Not only has economic growth actually been slower with the Republicans, but they have also significantly increased the deficit. In fact the national deficit has increased 36.4% or 2.25% per year, in Republican administrations since 1978. The Democrats, on the other hand, have increased the deficit a total of 4.2%, or.35%, per year in office. We have spiraled into debt seven times quicker with the Republicans. Per year in office, government spending rose .76% under the Republicans, while it grew .83% per year under the Democrats. Government spending has grown only .07of a percent faster under the Democrats. The reason for this slight difference in spending is because Democratic administrations have made payments on the deficit rather than taken out substantially higher debt. It should also be recognized that one of the main reasons for a growing deficit is the fact that both Republican and Democratic budgets include irrationally high spending on the military.

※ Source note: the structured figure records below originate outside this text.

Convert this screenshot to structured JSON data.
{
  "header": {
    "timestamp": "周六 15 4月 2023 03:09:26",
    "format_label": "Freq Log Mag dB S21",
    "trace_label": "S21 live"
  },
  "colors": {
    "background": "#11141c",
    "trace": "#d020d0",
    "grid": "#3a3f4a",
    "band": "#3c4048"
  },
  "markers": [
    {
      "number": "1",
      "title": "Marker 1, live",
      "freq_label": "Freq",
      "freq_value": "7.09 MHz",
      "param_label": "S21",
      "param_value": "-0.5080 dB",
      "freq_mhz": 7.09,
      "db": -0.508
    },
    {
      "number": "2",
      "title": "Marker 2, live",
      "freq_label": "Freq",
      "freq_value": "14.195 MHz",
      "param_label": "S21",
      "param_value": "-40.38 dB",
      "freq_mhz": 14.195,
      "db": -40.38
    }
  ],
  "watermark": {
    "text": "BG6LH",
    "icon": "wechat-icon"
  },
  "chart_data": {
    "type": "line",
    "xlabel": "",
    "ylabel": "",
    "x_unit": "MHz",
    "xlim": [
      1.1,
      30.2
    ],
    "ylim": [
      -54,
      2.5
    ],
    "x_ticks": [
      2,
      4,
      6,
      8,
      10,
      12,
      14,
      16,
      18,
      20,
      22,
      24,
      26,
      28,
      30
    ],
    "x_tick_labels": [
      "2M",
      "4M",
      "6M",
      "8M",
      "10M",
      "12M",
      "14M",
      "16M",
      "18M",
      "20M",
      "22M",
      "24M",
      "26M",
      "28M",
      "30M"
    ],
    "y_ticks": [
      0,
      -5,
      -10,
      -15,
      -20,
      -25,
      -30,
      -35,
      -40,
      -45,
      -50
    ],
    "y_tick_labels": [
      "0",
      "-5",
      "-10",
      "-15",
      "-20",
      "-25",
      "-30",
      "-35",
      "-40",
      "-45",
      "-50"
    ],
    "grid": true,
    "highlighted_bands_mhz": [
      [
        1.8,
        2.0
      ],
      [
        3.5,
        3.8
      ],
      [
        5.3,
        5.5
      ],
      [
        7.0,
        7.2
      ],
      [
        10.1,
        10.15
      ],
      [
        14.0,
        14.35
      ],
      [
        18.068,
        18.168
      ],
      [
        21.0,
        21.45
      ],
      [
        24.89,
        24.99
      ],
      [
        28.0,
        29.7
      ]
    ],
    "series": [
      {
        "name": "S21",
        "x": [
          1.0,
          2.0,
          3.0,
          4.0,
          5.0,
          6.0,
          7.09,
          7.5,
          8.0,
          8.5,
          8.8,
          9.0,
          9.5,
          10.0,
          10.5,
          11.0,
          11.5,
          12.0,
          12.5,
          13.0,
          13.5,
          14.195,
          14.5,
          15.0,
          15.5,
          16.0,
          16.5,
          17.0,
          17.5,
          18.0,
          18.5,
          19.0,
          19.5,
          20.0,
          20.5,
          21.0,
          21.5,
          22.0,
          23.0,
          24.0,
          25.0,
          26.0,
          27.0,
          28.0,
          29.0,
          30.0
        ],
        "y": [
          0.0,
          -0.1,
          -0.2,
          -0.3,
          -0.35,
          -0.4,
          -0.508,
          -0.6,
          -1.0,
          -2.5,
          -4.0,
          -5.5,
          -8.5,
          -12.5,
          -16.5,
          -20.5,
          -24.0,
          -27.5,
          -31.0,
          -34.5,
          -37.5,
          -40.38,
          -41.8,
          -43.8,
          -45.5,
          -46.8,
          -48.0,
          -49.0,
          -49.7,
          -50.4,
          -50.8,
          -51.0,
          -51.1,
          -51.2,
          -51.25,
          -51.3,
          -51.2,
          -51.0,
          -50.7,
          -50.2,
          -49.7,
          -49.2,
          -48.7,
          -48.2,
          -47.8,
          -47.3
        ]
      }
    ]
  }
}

In considering the economic effects of each political party it is important to also consider the distribution of wealth. Princeton Professor, Larry Bartel did a mass study of political parties and their effects on economic growth for various groups in American society. He found that after accounting for inflation, the era of Roosevelt’s New Deal policies which began in response to the Great Depression not only provided the most economic growth overall but also the most equitable growth. Starting with Reagan, the income gap between rich and poor in the United States has increased with every Republican administration. Including Roosevelt, the gap between the rich and the poor has declined slightly with all Democratic administrations except under Carter who was hurt by oil inflation. According to Bartel, during Democratic administrations, Real Incomes (the amount you can buy with each dollar) grew twice as fast for middle-class families and six times as fast for working-poor families than with Republicans in office.
Yearly Real Income Growth Rate, 1948-2005 (Bartels, 32)
Poorest 20th percentile 2.64% .43%
Bottom 40th percentile 2.46% .8%
Middle Class 60th percentile 2.47% 1.13%
Upper 80th percentile 2.38% 1.39%
Highest 95th percentile 2.12% 1.9%
It is fascinating to note that even the richest 5% grow quicker under Democrats (2.12% compared to 1.9%). Thus even if we don’t care about the poor we should vote Democrat. If we look back on history if we vote Republican for economic reasons, then it is because we want inequality, stunted growth, and deficits.
Examining what has actually happened under each administration, we recognize that with Republicans our national debt has increased along with the disparity between rich and poor. At the same time their overall tax revenues have been equal to those of Democratic administrations. Finally per capita income has slid under Republicans. With Republicans, tax cuts for the poor and middle class which create consumption and equality are replaced with tax cuts for the rich and business, which leads to increased indebtedness and more frequent recessions. Even growth for the rich slows, because they can only produce profitably in relation to what is demanded. When we separate rhetoric from reality, it becomes clear; if we really want a government that will grow our economy and balance the budget, we had better vote Democrat.
It is time for the Democrats, but not the Democrats of the past 30 years who look more and more like the Republicans. It is time for labor. It is time for unions. It is time to accelerate progressive taxation. It is time for big businesses to start paying taxes again and to start paying workers again. It is time for higher minimum wages. It is time for estate taxes. It is not about giving the poor handouts, but allowing the poor and middle class to compete. It is time for the Fed to be run not by big banks and their friends, but by democratically elected governments. It is time to improve rather than undercut our public education. It is time for an efficient single-payer medical system. It is time to create new, high-paying jobs; green jobs in producing renewable electricity and making our homes and businesses more efficient, infrastructure jobs to maintain and repair our country. It is time to focus our technology not on the military but on things that actually improve our lives and the lives of our children. It is time for the Democrats and it is time to demand of the Democrats a new New Deal.